What are foundations for mathematics?I have tried to give a brief, oversimplified, introduction to Kant's ideas about mathematical knowledge, and I have tried to illustrate some of the ways in which the discoveries of ancient mathematicians (and related discoveries made by very young children and non-human animals), that seem to fit Kant's ideas, don't naturally fit in the space of mathematical forms of reasoning and discoveries so far made by AI systems running on computers.
In the last two centuries there has been a lot of research on foundations for mathematics, most of it focused on mathematical foundations for mathematics, i.e. trying to find some subset of mathematics from which all of the rest can be derived.
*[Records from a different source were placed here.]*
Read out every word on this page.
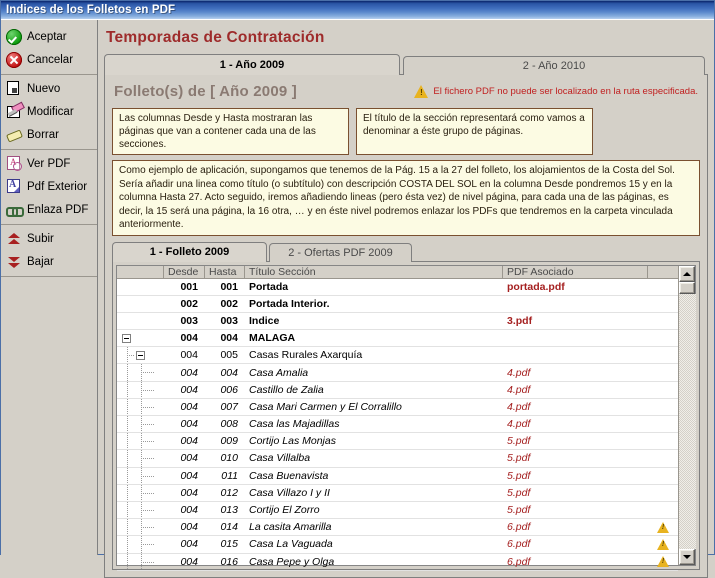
Indices de los Folletos en PDF
Aceptar
Cancelar
Nuevo
Modificar
Borrar
A
Ver PDF
A
Pdf Exterior
Enlaza PDF
Subir
Bajar
Temporadas de Contratación
1 - Año 2009	2 - Año 2010
Folleto(s) de [ Año 2009 ] !	El fichero PDF no puede ser localizado en la ruta especificada.
Las columnas Desde y Hasta mostraran las páginas que van a contener cada una de las secciones.
El título de la sección representará como vamos a denominar a éste grupo de páginas.
Como ejemplo de aplicación, supongamos que tenemos de la Pág. 15 a la 27 del folleto, los alojamientos de la Costa del Sol. Sería añadir una linea como título (o subtítulo) con descripción COSTA DEL SOL en la columna Desde pondremos 15 y en la columna Hasta 27. Acto seguido, iremos añadiendo lineas (pero ésta vez) de nivel página, para cada una de las páginas, es decir, la 15 será una página, la 16 otra, … y en éste nivel podremos enlazar los PDFs que tendremos en la carpeta vinculada anteriormente.
1 - Folleto 2009	2 - Ofertas PDF 2009
Desde	Hasta	Título Sección	PDF Asociado
001	001	Portada	portada.pdf
002	002	Portada Interior.
003	003	Indice	3.pdf
004	004	MALAGA
004	005	Casas Rurales Axarquía
004	004	Casa Amalia	4.pdf
004	006	Castillo de Zalia	4.pdf
004	007	Casa Mari Carmen y El Corralillo	4.pdf
004	008	Casa las Majadillas	4.pdf
004	009	Cortijo Las Monjas	5.pdf
004	010	Casa Villalba	5.pdf
004	011	Casa Buenavista	5.pdf
004	012	Casa Villazo I y II	5.pdf
004	013	Cortijo El Zorro	5.pdf
004	014	La casita Amarilla	6.pdf
!
004	015	Casa La Vaguada	6.pdf
!
004	016	Casa Pepe y Olga	6.pdf
!
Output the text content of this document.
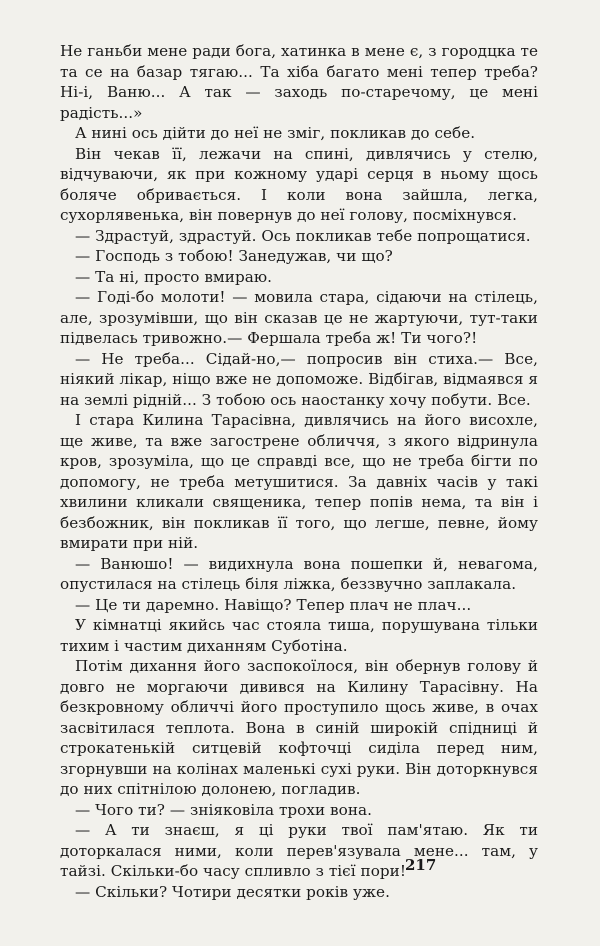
Не ганьби мене ради бога, хатинка в мене є, з городцка те та се на базар тягаю... Та хіба багато мені тепер треба? Ні-і, Ваню... А так — заходь по-старечому, це мені радість...»

А нині ось дійти до неї не зміг, покликав до себе.

Він чекав її, лежачи на спині, дивлячись у стелю, відчуваючи, як при кожному ударі серця в ньому щось боляче обривається. І коли вона зайшла, легка, сухорлявенька, він повернув до неї голову, посміхнувся.

— Здрастуй, здрастуй. Ось покликав тебе попрощатися.

— Господь з тобою! Занедужав, чи що?

— Та ні, просто вмираю.

— Годі-бо молоти! — мовила стара, сідаючи на стілець, але, зрозумівши, що він сказав це не жартуючи, тут-таки підвелась тривожно.— Фершала треба ж! Ти чого?!

— Не треба... Сідай-но,— попросив він стиха.— Все, ніякий лікар, ніщо вже не допоможе. Відбігав, відмаявся я на землі рідній... З тобою ось наостанку хочу побути. Все.

І стара Килина Тарасівна, дивлячись на його висохле, ще живе, та вже загострене обличчя, з якого відринула кров, зрозуміла, що це справді все, що не треба бігти по допомогу, не треба метушитися. За давніх часів у такі хвилини кликали священика, тепер попів нема, та він і безбожник, він покликав її того, що легше, певне, йому вмирати при ній.

— Ванюшо! — видихнула вона пошепки й, невагома, опустилася на стілець біля ліжка, беззвучно заплакала.

— Це ти даремно. Навіщо? Тепер плач не плач...

У кімнатці якийсь час стояла тиша, порушувана тільки тихим і частим диханням Суботіна.

Потім дихання його заспокоїлося, він обернув голову й довго не моргаючи дивився на Килину Тарасівну. На безкровному обличчі його проступило щось живе, в очах засвітилася теплота. Вона в синій широкій спідниці й строкатенькій ситцевій кофточці сиділа перед ним, згорнувши на колінах маленькі сухі руки. Він доторкнувся до них спітнілою долонею, погладив.

— Чого ти? — зніяковіла трохи вона.

— А ти знаєш, я ці руки твої пам'ятаю. Як ти доторкалася ними, коли перев'язувала мене... там, у тайзі. Скільки-бо часу спливло з тієї пори!

— Скільки? Чотири десятки років уже.

217
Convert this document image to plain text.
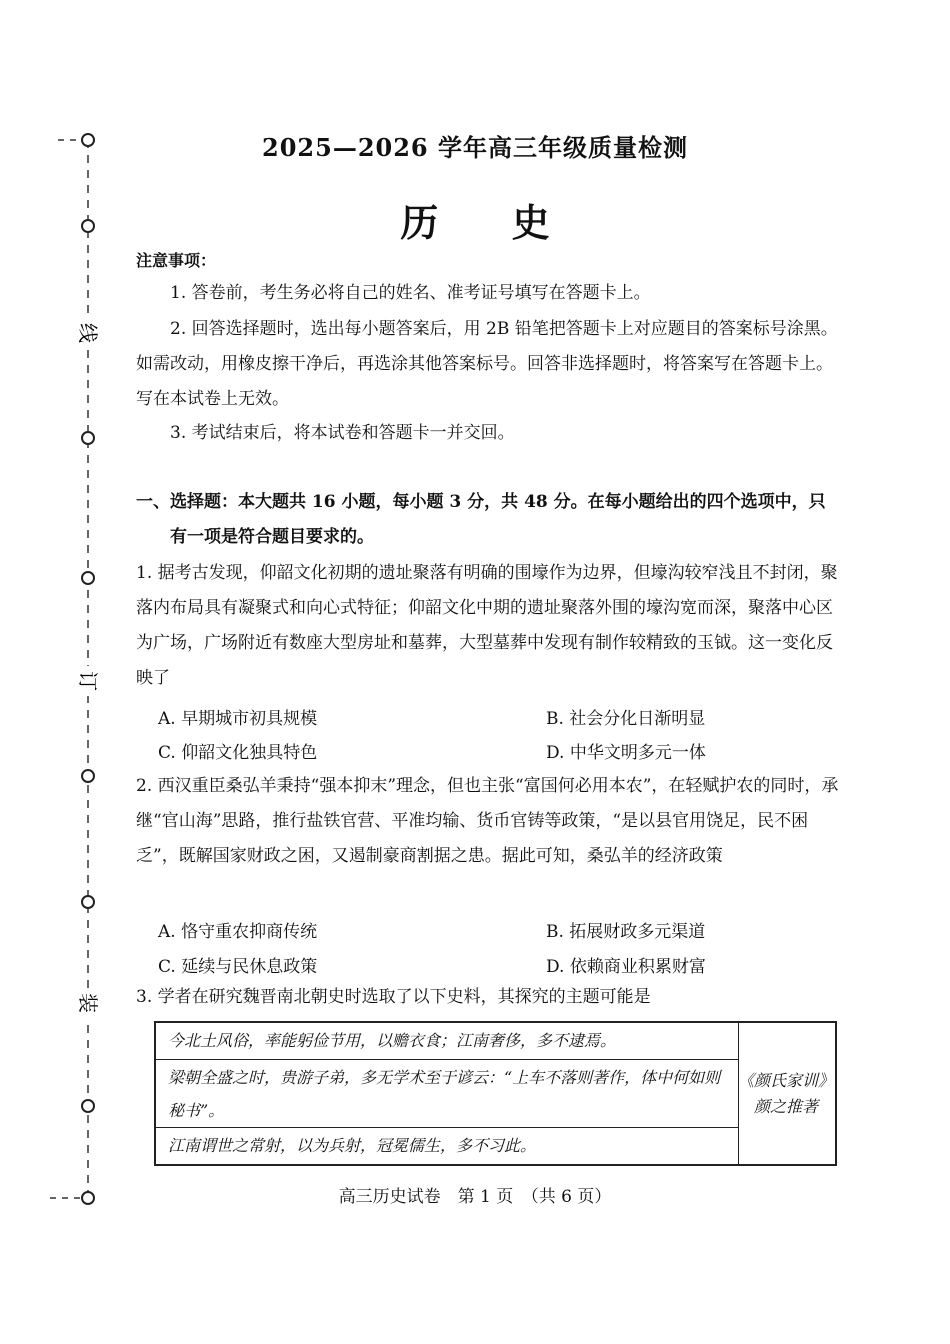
线
订
装
2025—2026 学年高三年级质量检测
历 史
注意事项：
1. 答卷前，考生务必将自己的姓名、准考证号填写在答题卡上。
2. 回答选择题时，选出每小题答案后，用 2B 铅笔把答题卡上对应题目的答案标号涂黑。如需改动，用橡皮擦干净后，再选涂其他答案标号。回答非选择题时，将答案写在答题卡上。写在本试卷上无效。
3. 考试结束后，将本试卷和答题卡一并交回。
一、选择题：本大题共 16 小题，每小题 3 分，共 48 分。在每小题给出的四个选项中，只
有一项是符合题目要求的。
1. 据考古发现，仰韶文化初期的遗址聚落有明确的围壕作为边界，但壕沟较窄浅且不封闭，聚落内布局具有凝聚式和向心式特征；仰韶文化中期的遗址聚落外围的壕沟宽而深，聚落中心区为广场，广场附近有数座大型房址和墓葬，大型墓葬中发现有制作较精致的玉钺。这一变化反映了
A. 早期城市初具规模	B. 社会分化日渐明显
C. 仰韶文化独具特色	D. 中华文明多元一体
2. 西汉重臣桑弘羊秉持“强本抑末”理念，但也主张“富国何必用本农”，在轻赋护农的同时，承继“官山海”思路，推行盐铁官营、平准均输、货币官铸等政策，“是以县官用饶足，民不困乏”，既解国家财政之困，又遏制豪商割据之患。据此可知，桑弘羊的经济政策
A. 恪守重农抑商传统	B. 拓展财政多元渠道
C. 延续与民休息政策	D. 依赖商业积累财富
3. 学者在研究魏晋南北朝史时选取了以下史料，其探究的主题可能是
今北土风俗，率能躬俭节用，以赡衣食；江南奢侈，多不逮焉。
梁朝全盛之时，贵游子弟，多无学术至于谚云：“上车不落则著作，体中何如则秘书”。
江南谓世之常射，以为兵射，冠冕儒生，多不习此。
《颜氏家训》
颜之推著
高三历史试卷　第 1 页　（共 6 页）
For examples, see the links in Sakharov (2003ff)).
A separate document is an attempt to distinguish additional types of foundation for mathematics:
For future AI systems that replicate human mathematical capabilities (and possibly more), all the above topics will have to be addressed.
- Neo-Kantian (epistemic/cognitive) foundations,
The features of human/animal cognition that make mathematical discoveries possible.
- Proto-cognitive foundations,
evolutionary precursors (e.g. subsets) of the cognitive mechanisms making human mathematics possible
- Mathematical foundations,
A subset of mathematics, from which the rest can be derived, mathematically.
- Meta-foundational foundations for mathematics
A (mathematical? philosophical?) framework for analysing and comparing different proposed mathematical foundations for mathematics. Discussions of this type are often part of discussions about rival proposals for mathematical foundations.
- Biological/evolutionary foundations
Features of biological evolution (and its physical/chemical basis, and its products) that, over billions of years, have implicitly made and used mathematical discoveries, e.g. in control mechanisms, in genetic abstractions enabling powerful control mechanisms (e.g. homeostatic mechanisms) to develop, ... etc., along with genetic forms of representation to "encode" schematic designs for such mechanisms, instantiated during development of individual organisms.
- Cosmological/physical/chemical foundations
How the physical/chemical universe constrains the kinds of mathematics required for its description and how it makes possible the production, by evolution or engineering, of types of machines (including organisms) with abilities to discover, make use of, and in some cases reason about the mathematical features. Some examples are in Schrödinger(1944)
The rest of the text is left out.